D. T. Max is the author of “The Family That Couldn’t Sleep: A Medical Mystery,” which has just been published in paperback.

Here is Where We Meet, by John Berger

Here is Where We Meet

theguardian Review

If Alain Tanner's haunting In the White City is one of the best Lisbon films, John Berger's equally evocative "Lisboa" is one of its truly great stories. On a hot day at the end of May in Lisbon, John - Berger, we are implicitly invited to assume, since another story in the collection features his daughter Katya - sees an old woman walking across the park towards him. He recognises her walk as that of his mother, who has been dead for 15 years. "The dead don't stay where they are buried," she advises him.
"Lisboa", the opening story in Berger's new collection, Here is Where We Meet , is a magical evocation of the White City, its seven hills, labyrinthine streets and endless steps.

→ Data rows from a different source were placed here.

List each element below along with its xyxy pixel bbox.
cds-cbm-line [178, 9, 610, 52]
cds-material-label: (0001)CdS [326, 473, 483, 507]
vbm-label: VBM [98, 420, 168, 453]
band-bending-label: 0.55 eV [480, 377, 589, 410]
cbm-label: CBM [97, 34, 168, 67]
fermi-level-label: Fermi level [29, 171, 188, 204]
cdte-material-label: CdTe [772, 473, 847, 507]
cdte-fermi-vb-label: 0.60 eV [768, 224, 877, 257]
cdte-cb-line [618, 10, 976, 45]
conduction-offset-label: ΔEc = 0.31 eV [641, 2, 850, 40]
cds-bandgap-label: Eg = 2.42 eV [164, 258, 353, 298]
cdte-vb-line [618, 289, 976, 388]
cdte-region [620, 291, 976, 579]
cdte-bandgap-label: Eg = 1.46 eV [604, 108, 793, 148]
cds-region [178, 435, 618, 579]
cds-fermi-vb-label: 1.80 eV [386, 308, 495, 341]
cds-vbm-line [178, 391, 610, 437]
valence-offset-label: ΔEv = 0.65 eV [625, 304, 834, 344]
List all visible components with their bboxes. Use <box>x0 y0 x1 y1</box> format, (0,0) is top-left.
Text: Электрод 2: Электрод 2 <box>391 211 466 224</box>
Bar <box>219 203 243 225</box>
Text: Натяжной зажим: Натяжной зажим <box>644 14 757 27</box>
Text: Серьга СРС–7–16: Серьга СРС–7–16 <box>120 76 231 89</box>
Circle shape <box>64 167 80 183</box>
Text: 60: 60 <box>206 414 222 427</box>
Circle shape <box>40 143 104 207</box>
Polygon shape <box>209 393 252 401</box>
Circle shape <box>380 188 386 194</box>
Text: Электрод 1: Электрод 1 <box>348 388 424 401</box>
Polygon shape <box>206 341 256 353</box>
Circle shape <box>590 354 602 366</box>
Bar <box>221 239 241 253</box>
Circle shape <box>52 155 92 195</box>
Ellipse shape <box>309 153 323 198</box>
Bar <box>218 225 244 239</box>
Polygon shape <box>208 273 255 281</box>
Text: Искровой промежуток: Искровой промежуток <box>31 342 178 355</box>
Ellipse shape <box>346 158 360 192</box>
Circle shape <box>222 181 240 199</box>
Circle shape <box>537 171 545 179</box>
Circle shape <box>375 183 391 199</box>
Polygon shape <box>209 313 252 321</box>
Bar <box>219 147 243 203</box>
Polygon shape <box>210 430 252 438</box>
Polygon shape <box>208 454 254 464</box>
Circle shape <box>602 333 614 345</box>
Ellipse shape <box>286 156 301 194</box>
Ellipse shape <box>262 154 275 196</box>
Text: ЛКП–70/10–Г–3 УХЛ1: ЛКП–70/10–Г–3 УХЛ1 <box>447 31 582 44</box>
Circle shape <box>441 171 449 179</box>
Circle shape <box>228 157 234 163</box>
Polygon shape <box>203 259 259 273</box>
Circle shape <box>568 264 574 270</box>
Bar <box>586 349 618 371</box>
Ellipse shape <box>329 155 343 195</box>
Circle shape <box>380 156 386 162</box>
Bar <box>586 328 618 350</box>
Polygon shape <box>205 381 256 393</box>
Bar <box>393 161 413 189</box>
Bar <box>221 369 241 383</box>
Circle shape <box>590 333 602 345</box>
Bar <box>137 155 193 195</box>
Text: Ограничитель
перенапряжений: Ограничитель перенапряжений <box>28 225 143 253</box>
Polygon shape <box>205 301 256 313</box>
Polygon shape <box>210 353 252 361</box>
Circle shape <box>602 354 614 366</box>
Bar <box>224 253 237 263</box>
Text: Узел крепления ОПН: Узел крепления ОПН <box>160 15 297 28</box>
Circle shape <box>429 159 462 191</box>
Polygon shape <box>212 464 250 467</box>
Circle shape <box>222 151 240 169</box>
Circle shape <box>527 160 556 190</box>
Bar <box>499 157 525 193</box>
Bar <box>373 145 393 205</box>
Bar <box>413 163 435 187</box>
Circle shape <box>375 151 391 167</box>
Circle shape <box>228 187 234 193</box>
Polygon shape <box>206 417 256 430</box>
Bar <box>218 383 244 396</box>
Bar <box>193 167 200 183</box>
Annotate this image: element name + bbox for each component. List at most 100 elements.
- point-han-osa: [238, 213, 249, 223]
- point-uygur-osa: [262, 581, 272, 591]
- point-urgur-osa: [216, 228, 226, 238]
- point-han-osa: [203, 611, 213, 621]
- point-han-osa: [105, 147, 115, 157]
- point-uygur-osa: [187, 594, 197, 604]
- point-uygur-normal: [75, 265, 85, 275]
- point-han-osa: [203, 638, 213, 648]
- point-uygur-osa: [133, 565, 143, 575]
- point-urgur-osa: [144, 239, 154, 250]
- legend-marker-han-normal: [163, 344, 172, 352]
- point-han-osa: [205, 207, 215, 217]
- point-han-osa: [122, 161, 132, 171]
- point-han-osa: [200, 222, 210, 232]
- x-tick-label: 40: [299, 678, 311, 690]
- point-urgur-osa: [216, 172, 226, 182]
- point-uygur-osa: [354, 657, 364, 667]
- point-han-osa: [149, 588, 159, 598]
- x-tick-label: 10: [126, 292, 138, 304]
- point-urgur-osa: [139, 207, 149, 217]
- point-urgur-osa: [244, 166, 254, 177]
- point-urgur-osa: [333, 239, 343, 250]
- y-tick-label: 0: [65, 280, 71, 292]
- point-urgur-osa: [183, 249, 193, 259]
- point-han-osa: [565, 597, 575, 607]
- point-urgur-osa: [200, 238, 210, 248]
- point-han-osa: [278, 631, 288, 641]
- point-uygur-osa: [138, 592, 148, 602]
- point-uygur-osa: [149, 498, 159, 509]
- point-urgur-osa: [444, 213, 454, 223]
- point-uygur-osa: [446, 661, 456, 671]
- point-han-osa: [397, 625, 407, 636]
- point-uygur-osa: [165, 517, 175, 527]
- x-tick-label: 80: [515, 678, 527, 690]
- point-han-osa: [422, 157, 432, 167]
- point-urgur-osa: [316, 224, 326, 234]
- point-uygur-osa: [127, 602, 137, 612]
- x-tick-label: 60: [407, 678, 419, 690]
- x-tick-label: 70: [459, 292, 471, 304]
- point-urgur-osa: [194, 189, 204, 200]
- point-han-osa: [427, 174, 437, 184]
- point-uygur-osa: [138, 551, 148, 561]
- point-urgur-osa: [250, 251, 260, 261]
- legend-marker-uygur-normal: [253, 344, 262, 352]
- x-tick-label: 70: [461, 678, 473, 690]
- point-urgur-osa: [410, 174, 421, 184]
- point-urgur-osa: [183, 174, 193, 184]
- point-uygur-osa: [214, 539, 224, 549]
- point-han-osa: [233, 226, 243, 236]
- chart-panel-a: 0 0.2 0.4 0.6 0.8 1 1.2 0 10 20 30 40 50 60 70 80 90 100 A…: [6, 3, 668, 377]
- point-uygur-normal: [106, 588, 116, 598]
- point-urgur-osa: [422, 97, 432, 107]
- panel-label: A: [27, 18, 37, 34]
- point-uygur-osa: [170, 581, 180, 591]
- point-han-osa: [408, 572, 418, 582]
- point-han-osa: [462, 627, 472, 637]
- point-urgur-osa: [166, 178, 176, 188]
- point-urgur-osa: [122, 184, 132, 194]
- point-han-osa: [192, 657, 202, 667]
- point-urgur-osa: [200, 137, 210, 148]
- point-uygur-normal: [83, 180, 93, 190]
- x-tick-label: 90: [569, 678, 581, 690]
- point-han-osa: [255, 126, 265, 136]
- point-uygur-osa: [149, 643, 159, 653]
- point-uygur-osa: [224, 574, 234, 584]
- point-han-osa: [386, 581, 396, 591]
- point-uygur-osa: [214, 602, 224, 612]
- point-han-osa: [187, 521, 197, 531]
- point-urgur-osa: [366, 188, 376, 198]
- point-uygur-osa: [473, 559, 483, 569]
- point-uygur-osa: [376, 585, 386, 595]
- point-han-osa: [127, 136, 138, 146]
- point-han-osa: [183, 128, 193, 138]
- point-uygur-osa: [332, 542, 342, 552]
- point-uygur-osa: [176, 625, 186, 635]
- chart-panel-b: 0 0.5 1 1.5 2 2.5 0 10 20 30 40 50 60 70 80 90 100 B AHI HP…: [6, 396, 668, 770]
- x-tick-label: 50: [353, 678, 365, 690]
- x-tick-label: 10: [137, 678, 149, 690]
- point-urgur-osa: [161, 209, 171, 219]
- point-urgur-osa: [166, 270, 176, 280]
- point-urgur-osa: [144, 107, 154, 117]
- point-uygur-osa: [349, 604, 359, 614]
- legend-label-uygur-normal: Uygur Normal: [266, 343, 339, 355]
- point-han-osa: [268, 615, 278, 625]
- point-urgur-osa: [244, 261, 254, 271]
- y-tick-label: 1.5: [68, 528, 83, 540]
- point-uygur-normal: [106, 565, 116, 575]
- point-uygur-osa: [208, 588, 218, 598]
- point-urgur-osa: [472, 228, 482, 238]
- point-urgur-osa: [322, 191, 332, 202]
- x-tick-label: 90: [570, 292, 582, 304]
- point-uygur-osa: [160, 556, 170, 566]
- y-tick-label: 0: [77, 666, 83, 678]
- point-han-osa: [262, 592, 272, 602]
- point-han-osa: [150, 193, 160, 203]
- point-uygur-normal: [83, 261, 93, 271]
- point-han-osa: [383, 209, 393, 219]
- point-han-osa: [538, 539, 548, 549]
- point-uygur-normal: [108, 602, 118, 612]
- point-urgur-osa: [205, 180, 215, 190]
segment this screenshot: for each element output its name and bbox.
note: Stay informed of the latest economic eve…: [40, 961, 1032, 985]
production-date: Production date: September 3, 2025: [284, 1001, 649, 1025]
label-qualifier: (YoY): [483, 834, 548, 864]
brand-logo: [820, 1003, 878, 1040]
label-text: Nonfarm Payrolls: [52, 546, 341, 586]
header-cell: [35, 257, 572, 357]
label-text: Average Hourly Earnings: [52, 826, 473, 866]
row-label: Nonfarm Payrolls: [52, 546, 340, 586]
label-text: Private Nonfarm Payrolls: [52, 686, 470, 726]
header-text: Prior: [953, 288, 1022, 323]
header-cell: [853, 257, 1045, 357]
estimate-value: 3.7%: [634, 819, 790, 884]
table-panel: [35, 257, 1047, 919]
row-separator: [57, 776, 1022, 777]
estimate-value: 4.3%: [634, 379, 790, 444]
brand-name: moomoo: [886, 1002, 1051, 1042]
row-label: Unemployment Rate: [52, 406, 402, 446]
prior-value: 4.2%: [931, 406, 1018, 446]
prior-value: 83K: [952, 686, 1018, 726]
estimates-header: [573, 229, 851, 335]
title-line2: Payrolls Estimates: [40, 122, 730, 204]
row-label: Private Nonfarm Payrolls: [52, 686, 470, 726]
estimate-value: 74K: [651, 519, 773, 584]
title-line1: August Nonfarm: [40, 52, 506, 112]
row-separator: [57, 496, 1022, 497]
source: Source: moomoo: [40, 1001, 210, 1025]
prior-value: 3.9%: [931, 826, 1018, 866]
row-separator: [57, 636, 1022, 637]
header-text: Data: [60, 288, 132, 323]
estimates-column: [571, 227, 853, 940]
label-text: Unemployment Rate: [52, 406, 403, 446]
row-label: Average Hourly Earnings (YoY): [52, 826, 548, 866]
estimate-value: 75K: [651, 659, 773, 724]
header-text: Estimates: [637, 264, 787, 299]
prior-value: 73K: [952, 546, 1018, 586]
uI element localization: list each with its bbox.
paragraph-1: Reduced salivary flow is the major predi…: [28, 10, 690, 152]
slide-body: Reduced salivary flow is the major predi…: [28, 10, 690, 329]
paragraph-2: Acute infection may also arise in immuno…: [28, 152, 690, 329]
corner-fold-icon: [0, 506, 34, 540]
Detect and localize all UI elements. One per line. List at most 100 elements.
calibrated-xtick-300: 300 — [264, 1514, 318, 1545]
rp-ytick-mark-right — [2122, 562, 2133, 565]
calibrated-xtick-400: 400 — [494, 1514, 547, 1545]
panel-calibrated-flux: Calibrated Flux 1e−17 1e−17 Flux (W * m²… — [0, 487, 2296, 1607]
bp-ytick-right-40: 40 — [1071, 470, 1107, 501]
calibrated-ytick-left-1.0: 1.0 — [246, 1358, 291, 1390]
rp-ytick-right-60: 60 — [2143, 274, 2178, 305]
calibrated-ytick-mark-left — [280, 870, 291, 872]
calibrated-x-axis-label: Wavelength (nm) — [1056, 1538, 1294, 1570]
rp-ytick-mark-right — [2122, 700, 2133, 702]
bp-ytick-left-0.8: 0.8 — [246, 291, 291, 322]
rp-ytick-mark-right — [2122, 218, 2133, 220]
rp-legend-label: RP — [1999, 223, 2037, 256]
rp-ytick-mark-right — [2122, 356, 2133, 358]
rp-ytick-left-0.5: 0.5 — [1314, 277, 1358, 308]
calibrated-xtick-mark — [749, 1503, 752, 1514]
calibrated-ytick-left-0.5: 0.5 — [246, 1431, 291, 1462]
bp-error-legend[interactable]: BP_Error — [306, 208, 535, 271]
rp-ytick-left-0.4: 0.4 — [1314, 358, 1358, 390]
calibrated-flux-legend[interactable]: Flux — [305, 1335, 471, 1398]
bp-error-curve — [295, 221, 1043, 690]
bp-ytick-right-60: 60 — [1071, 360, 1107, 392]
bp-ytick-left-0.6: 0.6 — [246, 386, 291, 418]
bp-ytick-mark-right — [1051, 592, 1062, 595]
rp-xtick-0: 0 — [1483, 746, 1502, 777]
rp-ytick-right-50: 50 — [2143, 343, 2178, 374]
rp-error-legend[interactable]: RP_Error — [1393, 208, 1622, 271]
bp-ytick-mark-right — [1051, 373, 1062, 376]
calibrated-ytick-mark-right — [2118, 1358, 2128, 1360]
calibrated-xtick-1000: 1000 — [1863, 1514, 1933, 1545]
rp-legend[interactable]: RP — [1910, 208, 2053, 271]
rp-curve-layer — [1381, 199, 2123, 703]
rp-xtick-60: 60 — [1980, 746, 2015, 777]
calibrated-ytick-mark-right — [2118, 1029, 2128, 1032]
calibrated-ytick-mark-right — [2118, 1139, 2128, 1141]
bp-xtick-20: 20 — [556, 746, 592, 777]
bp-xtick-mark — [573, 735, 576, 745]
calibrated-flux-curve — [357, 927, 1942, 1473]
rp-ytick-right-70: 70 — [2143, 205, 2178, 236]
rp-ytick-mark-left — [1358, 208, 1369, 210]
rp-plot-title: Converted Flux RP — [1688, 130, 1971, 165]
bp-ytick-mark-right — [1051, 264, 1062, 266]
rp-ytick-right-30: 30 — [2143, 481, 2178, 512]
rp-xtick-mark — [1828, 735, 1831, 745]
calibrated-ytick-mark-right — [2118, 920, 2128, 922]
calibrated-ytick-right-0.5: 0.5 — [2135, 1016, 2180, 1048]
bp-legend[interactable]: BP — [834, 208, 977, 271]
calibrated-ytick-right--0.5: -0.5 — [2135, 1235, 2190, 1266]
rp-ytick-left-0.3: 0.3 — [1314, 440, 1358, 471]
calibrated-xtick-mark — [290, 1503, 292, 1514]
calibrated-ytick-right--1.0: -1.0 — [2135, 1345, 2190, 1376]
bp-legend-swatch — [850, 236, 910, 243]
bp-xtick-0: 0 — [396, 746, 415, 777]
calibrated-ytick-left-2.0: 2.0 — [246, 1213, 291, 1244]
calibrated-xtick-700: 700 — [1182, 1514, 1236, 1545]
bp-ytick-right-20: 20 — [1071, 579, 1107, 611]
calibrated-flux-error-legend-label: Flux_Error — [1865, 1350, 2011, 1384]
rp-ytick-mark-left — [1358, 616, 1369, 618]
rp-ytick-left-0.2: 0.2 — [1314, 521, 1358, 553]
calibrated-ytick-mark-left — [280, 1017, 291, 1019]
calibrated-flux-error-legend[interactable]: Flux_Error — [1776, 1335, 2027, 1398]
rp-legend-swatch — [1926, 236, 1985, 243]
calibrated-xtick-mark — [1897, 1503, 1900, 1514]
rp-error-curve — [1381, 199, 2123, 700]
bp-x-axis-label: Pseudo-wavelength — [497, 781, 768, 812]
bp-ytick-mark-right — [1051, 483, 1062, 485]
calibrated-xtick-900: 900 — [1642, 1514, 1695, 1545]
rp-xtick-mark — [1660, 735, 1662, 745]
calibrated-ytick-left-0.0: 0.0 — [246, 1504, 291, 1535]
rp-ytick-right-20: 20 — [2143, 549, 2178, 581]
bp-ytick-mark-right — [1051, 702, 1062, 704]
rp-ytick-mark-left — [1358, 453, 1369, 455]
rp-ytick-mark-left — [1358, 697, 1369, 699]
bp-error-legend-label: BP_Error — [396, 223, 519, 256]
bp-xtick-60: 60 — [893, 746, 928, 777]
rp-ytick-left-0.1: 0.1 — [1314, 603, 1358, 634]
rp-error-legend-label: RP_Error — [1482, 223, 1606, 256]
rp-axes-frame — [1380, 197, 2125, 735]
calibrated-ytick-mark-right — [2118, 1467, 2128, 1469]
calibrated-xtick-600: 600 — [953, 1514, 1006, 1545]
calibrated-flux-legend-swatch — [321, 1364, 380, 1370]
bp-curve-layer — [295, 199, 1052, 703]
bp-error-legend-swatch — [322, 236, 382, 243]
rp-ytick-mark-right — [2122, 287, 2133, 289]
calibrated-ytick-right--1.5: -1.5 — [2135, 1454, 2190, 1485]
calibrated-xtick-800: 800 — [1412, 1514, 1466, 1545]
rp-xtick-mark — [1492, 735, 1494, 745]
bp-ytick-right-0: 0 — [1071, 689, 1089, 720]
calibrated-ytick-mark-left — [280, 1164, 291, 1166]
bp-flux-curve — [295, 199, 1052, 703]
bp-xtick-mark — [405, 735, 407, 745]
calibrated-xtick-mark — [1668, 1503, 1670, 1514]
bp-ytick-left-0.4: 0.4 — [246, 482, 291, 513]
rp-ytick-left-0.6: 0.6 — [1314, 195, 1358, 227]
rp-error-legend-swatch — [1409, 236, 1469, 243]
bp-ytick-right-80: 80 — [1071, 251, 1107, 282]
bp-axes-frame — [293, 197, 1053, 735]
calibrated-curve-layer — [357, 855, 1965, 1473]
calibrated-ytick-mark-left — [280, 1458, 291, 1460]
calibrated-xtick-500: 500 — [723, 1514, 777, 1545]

The trams pass so close to people's homes, he writes, that you could reach out an arm and give a birdcage a gentle push. "Perhaps Lisboa is a special stopover for the dead," muses John, "perhaps here the dead show themselves off more than in any other city." But as the reader will discover, the dead show themselves off in many other locations, too - Krakow, Islington, Madrid. What's special about Lisbon, it's subtly suggested, are the trams. "It's not any place, John, it's a meeting place," his late mother tells him. "There aren't many cities left with trams, are there?" Berger then remembers the tram they took when he was a boy growing up in Croydon, the number 194. "We took it every day from East to South Croydon and back." The tram is more than a madeleine or a mnemonic; it's a spiritual medium.
In the collection's longest piece, "The Szum and the Ching", a river performs a similar function. Having travelled to a remote Polish village to open up a friend's house, John sits by the Szum river. He thinks of the River Ching, which ran at the bottom of the garden where he lived in the east London suburb of Highams Park until the age of six. "The Ching was my father's river." It eased memories of the trenches and brought son and father closer together, as John's father built a drawbridge for the boy. "When he lowered the drawbridge, he could borrow my innocence and so recall his own ..." By the Szum, John hears birdsong, yet there are no birds to be seen, as if the foliage itself is singing, an impression identical to one formed in Highams Park. "The two moments, instead of being separated by decades, belong to the same hour of the same season." What in another writer's work might be the associative work of memory becomes, in Berger's fiction, virtual alchemy. "A kind of vertigo overcomes me. Words make no more sense. Everything is a continuum."
"Islington", a tale of lost love, recovered memories and the end less flux of passing time and its effects on houses, gardens and people, appears in New Writing 13 and is by a long stretch the best piece in the anthology. Sad, reflective and peppered with unforgettable images, "Islington" does what all great short stories do: it makes us stop and take a breath. It makes us see the world afresh. Makes us do a double-take. "Yet the density of the foliage was not like that of a jungle, but like the density of a closed book, which had to be read page by page."
A season of talks, exhibitions, readings and performances, bearing the same title as the collection, takes place in London from April 11 to May 18. It's hard to think of an author more deserving of this level of attention.